Kent merkezinden 40 kilometre uzaklıktaki Barde Qareman kasabasında yaşayan Hurşid Nine, hastalık ve yoksulluğa rağmen Türkiye'deki deprem felaketinden etkilenen insanları unutmadı.
Hurşid Nine, AA muhabirine yaptığı açıklamada, 1948 yılında Mawat ilçesine bağlı Bargurdi köyünde dünyaya geldiğini ve 1989 yılında Baas rejiminin baskısıyla köyünü terk etmek zorunda kaldığını anlattı.
O dönemlerde, kampta yaşadığını hatırlatan Hurşid Nine, Türkiye'deki depremi televizyon kanallarında gördüğünde, kendi yaşadığı zor günlerini, köyden ayrıldığı ve evsiz kaldığı dönemleri hatırladığını söyledi.
“Hastalığıma rağmen taksiyle gittim”
Süleymaniye'de depremzedeler için yardım kampanyasının başladığını duyunca kent merkezine gitmek için hazırlandığını aktaran Hurşid Hüseyin Muhammed, şöyle devam etti:
"Yanıma engelli maaşımdan kalan 50 bin Irak dinarı (yaklaşık 645 TL) ve birkaç kıyafet aldım.

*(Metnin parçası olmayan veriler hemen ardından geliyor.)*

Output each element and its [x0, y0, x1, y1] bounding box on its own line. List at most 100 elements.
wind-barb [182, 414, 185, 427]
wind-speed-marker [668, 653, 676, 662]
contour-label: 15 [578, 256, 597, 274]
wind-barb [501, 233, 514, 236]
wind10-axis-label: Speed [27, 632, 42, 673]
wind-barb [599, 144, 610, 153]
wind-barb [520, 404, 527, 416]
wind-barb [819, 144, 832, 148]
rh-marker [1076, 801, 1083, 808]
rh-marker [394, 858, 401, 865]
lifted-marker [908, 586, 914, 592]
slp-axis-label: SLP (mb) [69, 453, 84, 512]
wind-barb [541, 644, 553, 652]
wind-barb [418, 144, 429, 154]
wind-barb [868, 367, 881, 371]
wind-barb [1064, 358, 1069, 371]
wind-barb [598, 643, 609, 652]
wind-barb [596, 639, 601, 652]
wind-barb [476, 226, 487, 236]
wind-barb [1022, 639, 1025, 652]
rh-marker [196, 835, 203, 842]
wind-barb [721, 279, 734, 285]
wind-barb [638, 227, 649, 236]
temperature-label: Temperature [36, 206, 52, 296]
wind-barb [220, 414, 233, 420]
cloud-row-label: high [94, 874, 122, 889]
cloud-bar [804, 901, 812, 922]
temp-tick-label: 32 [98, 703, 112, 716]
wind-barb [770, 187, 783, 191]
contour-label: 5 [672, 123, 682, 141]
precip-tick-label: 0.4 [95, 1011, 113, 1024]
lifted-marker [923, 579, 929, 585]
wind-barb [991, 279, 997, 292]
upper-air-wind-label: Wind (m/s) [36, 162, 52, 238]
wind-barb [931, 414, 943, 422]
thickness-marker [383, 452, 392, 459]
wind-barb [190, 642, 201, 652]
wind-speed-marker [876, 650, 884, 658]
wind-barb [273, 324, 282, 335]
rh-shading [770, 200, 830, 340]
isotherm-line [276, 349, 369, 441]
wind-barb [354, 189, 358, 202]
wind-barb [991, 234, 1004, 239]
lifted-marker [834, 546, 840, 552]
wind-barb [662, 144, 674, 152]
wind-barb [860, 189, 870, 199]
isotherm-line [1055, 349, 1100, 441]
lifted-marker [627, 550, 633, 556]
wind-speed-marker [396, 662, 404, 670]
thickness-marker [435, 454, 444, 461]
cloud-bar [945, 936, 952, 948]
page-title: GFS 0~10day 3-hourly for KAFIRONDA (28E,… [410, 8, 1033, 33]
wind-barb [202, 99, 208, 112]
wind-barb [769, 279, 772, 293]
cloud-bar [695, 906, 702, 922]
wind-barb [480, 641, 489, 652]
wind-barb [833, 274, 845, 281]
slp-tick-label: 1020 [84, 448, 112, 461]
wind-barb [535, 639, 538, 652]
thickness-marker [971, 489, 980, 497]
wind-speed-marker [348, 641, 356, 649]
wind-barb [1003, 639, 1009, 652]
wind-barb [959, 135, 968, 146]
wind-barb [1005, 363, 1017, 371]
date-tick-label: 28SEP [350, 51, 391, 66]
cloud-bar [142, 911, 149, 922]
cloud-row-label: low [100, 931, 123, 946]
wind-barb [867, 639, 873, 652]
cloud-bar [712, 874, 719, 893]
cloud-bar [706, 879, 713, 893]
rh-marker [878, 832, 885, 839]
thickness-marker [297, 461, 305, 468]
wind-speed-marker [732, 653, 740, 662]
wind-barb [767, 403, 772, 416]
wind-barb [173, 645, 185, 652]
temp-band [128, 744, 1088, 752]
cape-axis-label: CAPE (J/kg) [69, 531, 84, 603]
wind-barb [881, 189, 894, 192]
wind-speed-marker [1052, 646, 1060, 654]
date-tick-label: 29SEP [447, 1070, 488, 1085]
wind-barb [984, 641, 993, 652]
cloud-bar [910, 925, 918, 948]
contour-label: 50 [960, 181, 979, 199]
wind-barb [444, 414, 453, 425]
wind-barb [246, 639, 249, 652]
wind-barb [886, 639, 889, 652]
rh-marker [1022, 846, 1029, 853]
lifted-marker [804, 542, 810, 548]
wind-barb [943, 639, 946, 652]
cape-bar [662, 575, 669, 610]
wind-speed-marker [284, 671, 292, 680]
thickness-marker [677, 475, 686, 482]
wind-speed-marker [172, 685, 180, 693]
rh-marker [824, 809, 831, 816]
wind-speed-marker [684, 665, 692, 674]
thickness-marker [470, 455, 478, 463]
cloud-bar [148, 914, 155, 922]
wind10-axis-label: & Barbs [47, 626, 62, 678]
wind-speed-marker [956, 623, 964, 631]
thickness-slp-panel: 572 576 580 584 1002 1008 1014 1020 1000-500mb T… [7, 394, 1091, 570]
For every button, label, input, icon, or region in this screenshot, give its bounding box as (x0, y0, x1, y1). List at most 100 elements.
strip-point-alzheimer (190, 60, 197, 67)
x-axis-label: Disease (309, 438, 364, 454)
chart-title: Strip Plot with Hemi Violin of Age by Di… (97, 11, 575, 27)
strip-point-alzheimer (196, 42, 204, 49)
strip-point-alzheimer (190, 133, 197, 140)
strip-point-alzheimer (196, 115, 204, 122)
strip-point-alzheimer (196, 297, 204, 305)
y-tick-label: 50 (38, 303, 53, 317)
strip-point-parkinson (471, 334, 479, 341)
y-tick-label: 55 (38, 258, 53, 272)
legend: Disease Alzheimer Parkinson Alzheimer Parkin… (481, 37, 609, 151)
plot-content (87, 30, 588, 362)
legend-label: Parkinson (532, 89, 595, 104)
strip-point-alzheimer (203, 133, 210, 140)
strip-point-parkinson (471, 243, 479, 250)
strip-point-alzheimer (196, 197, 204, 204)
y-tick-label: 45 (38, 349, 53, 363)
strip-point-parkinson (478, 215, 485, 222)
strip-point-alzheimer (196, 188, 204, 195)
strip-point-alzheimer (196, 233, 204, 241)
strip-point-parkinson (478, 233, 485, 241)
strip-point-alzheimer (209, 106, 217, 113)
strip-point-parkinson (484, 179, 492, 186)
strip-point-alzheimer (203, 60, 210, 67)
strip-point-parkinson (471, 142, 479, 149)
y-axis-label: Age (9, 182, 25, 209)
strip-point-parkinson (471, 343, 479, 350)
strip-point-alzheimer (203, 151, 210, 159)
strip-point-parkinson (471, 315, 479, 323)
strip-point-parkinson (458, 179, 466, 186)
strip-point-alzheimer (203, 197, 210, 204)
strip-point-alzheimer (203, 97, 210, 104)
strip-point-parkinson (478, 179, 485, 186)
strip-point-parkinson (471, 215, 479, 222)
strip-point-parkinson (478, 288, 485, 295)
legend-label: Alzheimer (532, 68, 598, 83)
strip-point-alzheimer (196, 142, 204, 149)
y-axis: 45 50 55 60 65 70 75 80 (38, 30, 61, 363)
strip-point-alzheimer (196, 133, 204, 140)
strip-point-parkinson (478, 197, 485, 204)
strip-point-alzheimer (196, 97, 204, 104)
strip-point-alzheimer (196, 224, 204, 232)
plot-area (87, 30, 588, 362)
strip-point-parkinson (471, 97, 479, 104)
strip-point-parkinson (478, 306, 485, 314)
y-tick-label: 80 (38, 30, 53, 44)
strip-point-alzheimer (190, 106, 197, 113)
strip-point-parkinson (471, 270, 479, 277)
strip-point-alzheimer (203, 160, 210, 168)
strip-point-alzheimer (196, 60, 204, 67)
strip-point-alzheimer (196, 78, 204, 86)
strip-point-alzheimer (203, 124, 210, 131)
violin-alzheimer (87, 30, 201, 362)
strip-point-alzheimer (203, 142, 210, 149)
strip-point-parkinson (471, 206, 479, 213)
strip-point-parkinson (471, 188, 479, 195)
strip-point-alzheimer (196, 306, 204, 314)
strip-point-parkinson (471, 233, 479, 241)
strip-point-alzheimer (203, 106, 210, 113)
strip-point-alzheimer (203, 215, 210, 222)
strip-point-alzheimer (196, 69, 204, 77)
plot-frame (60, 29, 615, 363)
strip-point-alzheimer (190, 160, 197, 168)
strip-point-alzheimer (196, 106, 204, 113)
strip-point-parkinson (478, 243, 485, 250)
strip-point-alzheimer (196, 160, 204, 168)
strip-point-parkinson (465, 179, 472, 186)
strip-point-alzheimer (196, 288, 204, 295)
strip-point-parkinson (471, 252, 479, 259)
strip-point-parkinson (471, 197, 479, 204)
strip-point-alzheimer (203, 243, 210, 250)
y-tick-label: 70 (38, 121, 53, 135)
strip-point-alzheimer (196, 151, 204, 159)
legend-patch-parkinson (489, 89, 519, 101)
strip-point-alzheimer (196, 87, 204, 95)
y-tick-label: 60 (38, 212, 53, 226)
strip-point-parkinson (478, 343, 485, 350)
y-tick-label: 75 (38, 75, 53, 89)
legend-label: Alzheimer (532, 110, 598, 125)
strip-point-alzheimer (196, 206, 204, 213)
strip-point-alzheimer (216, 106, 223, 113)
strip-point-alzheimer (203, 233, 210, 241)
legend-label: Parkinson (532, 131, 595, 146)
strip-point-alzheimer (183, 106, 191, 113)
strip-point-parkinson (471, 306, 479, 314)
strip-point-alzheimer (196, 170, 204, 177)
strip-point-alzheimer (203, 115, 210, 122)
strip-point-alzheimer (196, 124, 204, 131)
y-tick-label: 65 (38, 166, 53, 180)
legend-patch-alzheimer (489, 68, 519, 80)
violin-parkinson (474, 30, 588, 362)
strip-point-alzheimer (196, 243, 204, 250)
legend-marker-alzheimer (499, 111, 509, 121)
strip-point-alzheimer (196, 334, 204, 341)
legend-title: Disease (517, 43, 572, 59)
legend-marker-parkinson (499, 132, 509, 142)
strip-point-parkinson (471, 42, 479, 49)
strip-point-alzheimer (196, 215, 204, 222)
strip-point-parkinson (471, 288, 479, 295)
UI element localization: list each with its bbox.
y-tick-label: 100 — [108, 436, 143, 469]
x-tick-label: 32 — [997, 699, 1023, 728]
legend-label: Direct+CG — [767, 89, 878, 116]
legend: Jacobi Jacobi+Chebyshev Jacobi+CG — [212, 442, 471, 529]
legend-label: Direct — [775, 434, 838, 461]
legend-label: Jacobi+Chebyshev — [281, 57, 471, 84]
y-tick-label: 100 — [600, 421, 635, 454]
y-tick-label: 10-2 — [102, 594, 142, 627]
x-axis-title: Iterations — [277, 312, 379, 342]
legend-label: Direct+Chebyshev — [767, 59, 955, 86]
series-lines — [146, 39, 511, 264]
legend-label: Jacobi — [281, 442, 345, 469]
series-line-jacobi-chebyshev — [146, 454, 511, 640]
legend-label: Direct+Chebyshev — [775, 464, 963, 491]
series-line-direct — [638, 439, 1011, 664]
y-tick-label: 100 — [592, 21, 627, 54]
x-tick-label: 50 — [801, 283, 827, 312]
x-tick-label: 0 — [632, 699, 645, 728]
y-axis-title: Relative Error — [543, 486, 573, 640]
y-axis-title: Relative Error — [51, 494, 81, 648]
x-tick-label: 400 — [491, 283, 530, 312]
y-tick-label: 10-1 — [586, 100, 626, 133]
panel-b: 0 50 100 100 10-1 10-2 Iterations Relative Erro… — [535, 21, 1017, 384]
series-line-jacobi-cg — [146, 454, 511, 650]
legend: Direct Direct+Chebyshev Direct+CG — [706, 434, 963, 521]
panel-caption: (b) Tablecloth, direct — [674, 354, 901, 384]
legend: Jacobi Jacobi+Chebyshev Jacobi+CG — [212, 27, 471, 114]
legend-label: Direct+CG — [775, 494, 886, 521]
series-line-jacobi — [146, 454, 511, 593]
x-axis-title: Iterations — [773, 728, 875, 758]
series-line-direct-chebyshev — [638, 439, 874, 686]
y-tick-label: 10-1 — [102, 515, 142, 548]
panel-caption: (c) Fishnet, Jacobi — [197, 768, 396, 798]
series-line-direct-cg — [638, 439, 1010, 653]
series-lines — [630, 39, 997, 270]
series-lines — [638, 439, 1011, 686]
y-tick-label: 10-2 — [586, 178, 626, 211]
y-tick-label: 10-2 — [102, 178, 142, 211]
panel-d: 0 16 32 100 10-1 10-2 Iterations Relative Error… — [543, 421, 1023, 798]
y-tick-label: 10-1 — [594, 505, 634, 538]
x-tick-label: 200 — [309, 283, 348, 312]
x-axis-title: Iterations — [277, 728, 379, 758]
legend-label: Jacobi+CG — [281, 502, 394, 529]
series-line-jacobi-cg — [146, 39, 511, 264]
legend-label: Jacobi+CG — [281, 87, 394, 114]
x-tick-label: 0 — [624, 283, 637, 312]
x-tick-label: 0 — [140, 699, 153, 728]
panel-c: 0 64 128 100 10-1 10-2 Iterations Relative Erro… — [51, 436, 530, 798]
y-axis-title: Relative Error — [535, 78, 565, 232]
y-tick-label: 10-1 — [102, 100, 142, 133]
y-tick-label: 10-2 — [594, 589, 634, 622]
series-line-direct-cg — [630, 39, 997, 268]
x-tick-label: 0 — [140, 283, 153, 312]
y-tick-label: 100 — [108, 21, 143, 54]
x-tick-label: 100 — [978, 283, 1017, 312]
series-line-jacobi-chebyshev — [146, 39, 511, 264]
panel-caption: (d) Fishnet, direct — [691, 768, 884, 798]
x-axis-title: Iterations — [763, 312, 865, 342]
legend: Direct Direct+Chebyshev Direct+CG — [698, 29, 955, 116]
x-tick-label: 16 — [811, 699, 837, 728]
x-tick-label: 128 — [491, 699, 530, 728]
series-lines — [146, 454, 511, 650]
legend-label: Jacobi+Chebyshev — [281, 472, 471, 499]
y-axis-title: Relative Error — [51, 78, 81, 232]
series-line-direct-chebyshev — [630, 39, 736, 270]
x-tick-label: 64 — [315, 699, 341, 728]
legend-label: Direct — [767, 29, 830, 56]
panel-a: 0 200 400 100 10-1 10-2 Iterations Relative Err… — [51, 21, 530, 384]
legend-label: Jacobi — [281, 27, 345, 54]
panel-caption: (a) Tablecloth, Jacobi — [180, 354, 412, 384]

Hastalığıma rağmen taksiyle Süleymaniye'ye gittim. Hava yağmurluydu, o gece uyuyamadım. Kalbim bir an önce kampanya alanına gitmenin heyecanıyla çarpıyordu ve ağlıyordum. Mağdurlara yardım etmek benim kaderimde var diye düşündüm. Acaba bu nasip olur muydu? Sabah ilk işim Süleymaniye’ye gitmek olacaktı. Hava şartları çok kötüydü ve benim sağlık durumum gitmeme müsaade etmeyecekti. Ama bu durumu umursamadım ve Süleymaniye'ye gittim."
Depremzedelere desteğini duyan bir kurum, umreye götürme sözü verdi
Zor şartlara rağmen, yardım kampanyasının düzenlendiği yere ulaştığını ve "elinden geldiği kadarıyla" bağışını yaptığını belirten Hurşit Nine, konunun yerel medyada haberleştirildiğini öğrendiğini belirterek, "Bu sırada bazıları fotoğraflarımı çekti ve kanallar da yayınladı. Ardından bir kuruluş umreye götürme sözü verdi." dedi.
Öte yandan bölgede cömertlikleriyle tanınan Hurşid Nine ve eşi Mam Ali Raşid'in daha önce de kendilerine gönderilen yardımları dahi, farklı yerlere bağışladıkları anlatılıyor.